DevInContext The Case For Personal Growth


Rainbow Right-Wingers, and Other Myths About Personal Development Politics

Reading Barbara Ehrenreich, you'd think people who are into personal development must be rabid right-wingers.  The common New Age notion that you can create happiness from within, she says, supports a conservative political line.

After all, she basically says, who needs welfare programs if poor people can just "think themselves happy"?  And the same goes for the Law of Attraction -- instead of relying on the government, why don't the less fortunate just "manifest" a BMW in the driveway, or a winning lottery ticket?

What About Governor Moonbeam?

However, it would be hard to dispute that the most "new-agey" U.S. politician today is liberal Democrat, and California gubernatorial hopeful, Jerry Brown.  In the '70s and '80s, when he previously served as governor, some called him "Moonbeam" because of his study of Zen meditation and interest in creating a California state space academy.

By contrast, how many times have we heard Dick Cheney or Newt Gingrich extol the wonders of meditation, herbal aromatherapy, or any other "woo-woo" idea?  The answer -- mostly for those of you outside the U.S. -- is zero.  Most conservative politicians would never admit to participating in "non-traditional" spiritual practices, and risk alienating their spiritually "traditional" constituencies.  (Nor would most liberals, for that matter.)

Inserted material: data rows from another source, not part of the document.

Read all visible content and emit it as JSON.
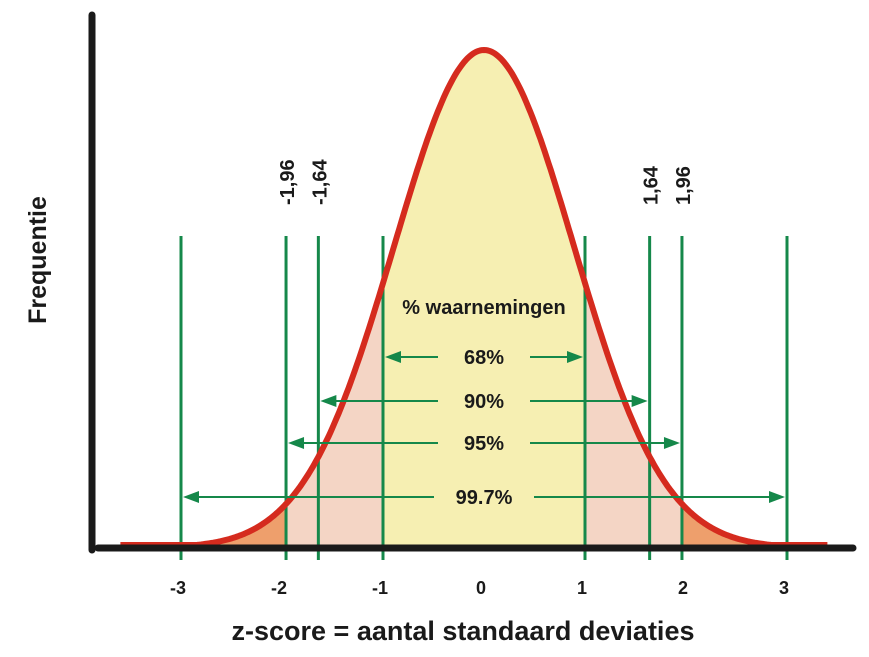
{
  "chart_data": {
    "type": "area",
    "distribution": "normal",
    "xlabel": "z-score = aantal standaard deviaties",
    "ylabel": "Frequentie",
    "x_ticks": [
      "-3",
      "-2",
      "-1",
      "0",
      "1",
      "2",
      "3"
    ],
    "x_tick_values": [
      -3,
      -2,
      -1,
      0,
      1,
      2,
      3
    ],
    "critical_values": [
      {
        "label": "-1,96",
        "z": -1.96
      },
      {
        "label": "-1,64",
        "z": -1.64
      },
      {
        "label": "1,64",
        "z": 1.64
      },
      {
        "label": "1,96",
        "z": 1.96
      }
    ],
    "annotation_title": "% waarnemingen",
    "intervals": [
      {
        "label": "68%",
        "from": -1,
        "to": 1
      },
      {
        "label": "90%",
        "from": -1.64,
        "to": 1.64
      },
      {
        "label": "95%",
        "from": -1.96,
        "to": 1.96
      },
      {
        "label": "99.7%",
        "from": -3,
        "to": 3
      }
    ],
    "xlim": [
      -3.6,
      3.4
    ],
    "grid": false,
    "colors": {
      "curve": "#d52b1e",
      "center_fill": "#f6efb2",
      "mid_fill": "#f4d5c5",
      "tail_fill": "#ee9f6c",
      "guides": "#15884a",
      "axes": "#1a1a1a"
    }
  }
}
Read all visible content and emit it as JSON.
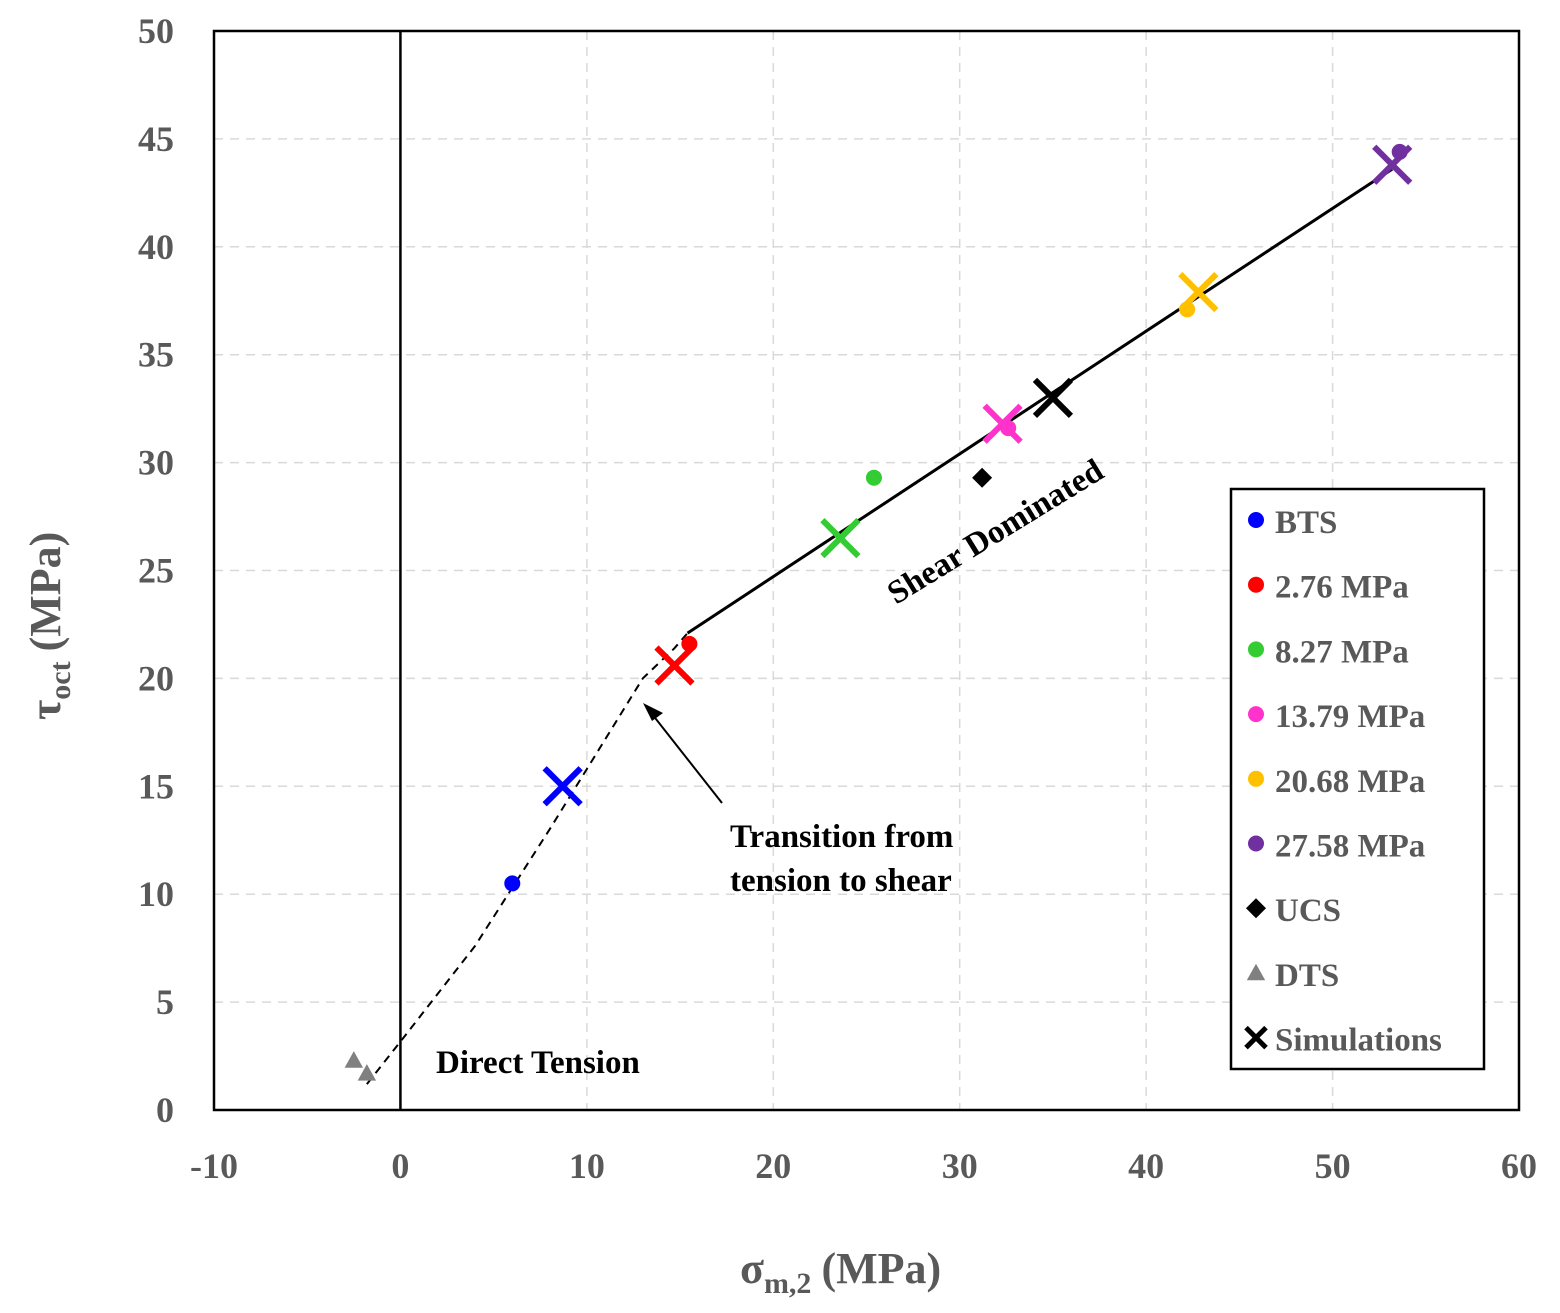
{
  "chart_data": {
    "type": "scatter",
    "xlabel": "σ",
    "xlabel_sub": "m,2",
    "xlabel_unit": "(MPa)",
    "ylabel": "τ",
    "ylabel_sub": "oct",
    "ylabel_unit": "(MPa)",
    "xlim": [
      -10,
      60
    ],
    "ylim": [
      0,
      50
    ],
    "xticks": [
      -10,
      0,
      10,
      20,
      30,
      40,
      50,
      60
    ],
    "yticks": [
      0,
      5,
      10,
      15,
      20,
      25,
      30,
      35,
      40,
      45,
      50
    ],
    "grid": true,
    "legend_position": "right",
    "series": [
      {
        "name": "BTS",
        "marker": "circle",
        "color": "#0000ff",
        "points": [
          [
            6.0,
            10.5
          ]
        ]
      },
      {
        "name": "2.76 MPa",
        "marker": "circle",
        "color": "#ff0000",
        "points": [
          [
            15.5,
            21.6
          ]
        ]
      },
      {
        "name": "8.27 MPa",
        "marker": "circle",
        "color": "#33cc33",
        "points": [
          [
            25.4,
            29.3
          ]
        ]
      },
      {
        "name": "13.79 MPa",
        "marker": "circle",
        "color": "#ff33cc",
        "points": [
          [
            32.6,
            31.6
          ]
        ]
      },
      {
        "name": "20.68 MPa",
        "marker": "circle",
        "color": "#ffc000",
        "points": [
          [
            42.2,
            37.1
          ]
        ]
      },
      {
        "name": "27.58 MPa",
        "marker": "circle",
        "color": "#7030a0",
        "points": [
          [
            53.6,
            44.4
          ]
        ]
      },
      {
        "name": "UCS",
        "marker": "diamond",
        "color": "#000000",
        "points": [
          [
            31.2,
            29.3
          ]
        ]
      },
      {
        "name": "DTS",
        "marker": "triangle",
        "color": "#808080",
        "points": [
          [
            -2.5,
            2.3
          ],
          [
            -1.8,
            1.7
          ]
        ]
      },
      {
        "name": "Simulations",
        "marker": "x",
        "color": "#000000",
        "points": [
          [
            35.0,
            33.0
          ]
        ]
      }
    ],
    "simulations": [
      {
        "x": 8.7,
        "y": 15.0,
        "color": "#0000ff"
      },
      {
        "x": 14.7,
        "y": 20.6,
        "color": "#ff0000"
      },
      {
        "x": 23.6,
        "y": 26.5,
        "color": "#33cc33"
      },
      {
        "x": 32.3,
        "y": 31.8,
        "color": "#ff33cc"
      },
      {
        "x": 35.0,
        "y": 33.0,
        "color": "#000000"
      },
      {
        "x": 42.8,
        "y": 37.9,
        "color": "#ffc000"
      },
      {
        "x": 53.2,
        "y": 43.8,
        "color": "#7030a0"
      }
    ],
    "shear_line": [
      [
        15.4,
        22.1
      ],
      [
        53.2,
        43.6
      ]
    ],
    "transition_curve": [
      [
        -1.8,
        1.2
      ],
      [
        0.3,
        3.5
      ],
      [
        4.0,
        7.6
      ],
      [
        8.0,
        13.0
      ],
      [
        11.0,
        17.2
      ],
      [
        13.0,
        20.0
      ],
      [
        14.7,
        21.4
      ],
      [
        15.4,
        22.1
      ]
    ],
    "vertical_line_x": 0,
    "annotations": {
      "direct_tension": "Direct Tension",
      "transition_line1": "Transition from",
      "transition_line2": "tension to shear",
      "shear_dominated": "Shear Dominated"
    }
  }
}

We see a similar trend among personal growth teachers themselves.  For example, Tony Robbins, in this much-viewed speech, mentions that he wishes Al Gore had won the 2000 election.  Oprah Winfrey, whose show has skyrocketed the careers of many self-development and spiritual authors, is one of President Obama's most visible supporters.

Is Self-Responsibility A Right-Wing Idea?

Why, if personal growth ideas are aligned with political conservatism, is all this true?  Do liberals who are into self-development, and conservatives who aren't, simply fail to see the connection?  I don't think so.

Why not?  As we saw, a big reason critics tend to cast self-development ideas as right-leaning is personal growth's embrace of what I've called the "responsibility ethic" -- the notion that each of us is responsible for their life circumstances.

Some might see this as an inherently anti-government, or anti-political, philosophy.  After all, if I believe I have the power to shape my life situation -- to create the relationships, career, and so on that I want -- why should I depend on the government to provide me with, say, education or healthcare?

Self-Responsibility Through Political Action

This argument sounds good on the surface, but I think it misunderstands the responsibility ethic.  Here's why:  the idea that we can create our circumstances doesn't tell us anything about how we ought to create them.

For example, suppose I think I'm paying too much in income taxes.  If I believe I have the power to change this situation, there are a number of ways I might choose to bring about change:  vote for a politician who promises lower taxes, move to a different state or country, learn creative ways to exploit tax loopholes, and so on.  As you can see, some options involve trying to influence the government, while others rely more on individual effort.

What's more, in all likelihood, liberal politicians themselves strongly believe in their power to affect their situation (as do conservatives, I'm sure).  If they didn't see themselves as capable of bringing about change, they wouldn't have run for office.  After all, why bother getting into politics if you don't think you can make an impact?

So, I think the truth is that accepting self-development ideas, generally speaking, doesn't require us to buy into any particular political agenda.  Here in California, for better or worse, we may soon have a "new-agey" liberal governor to prove it.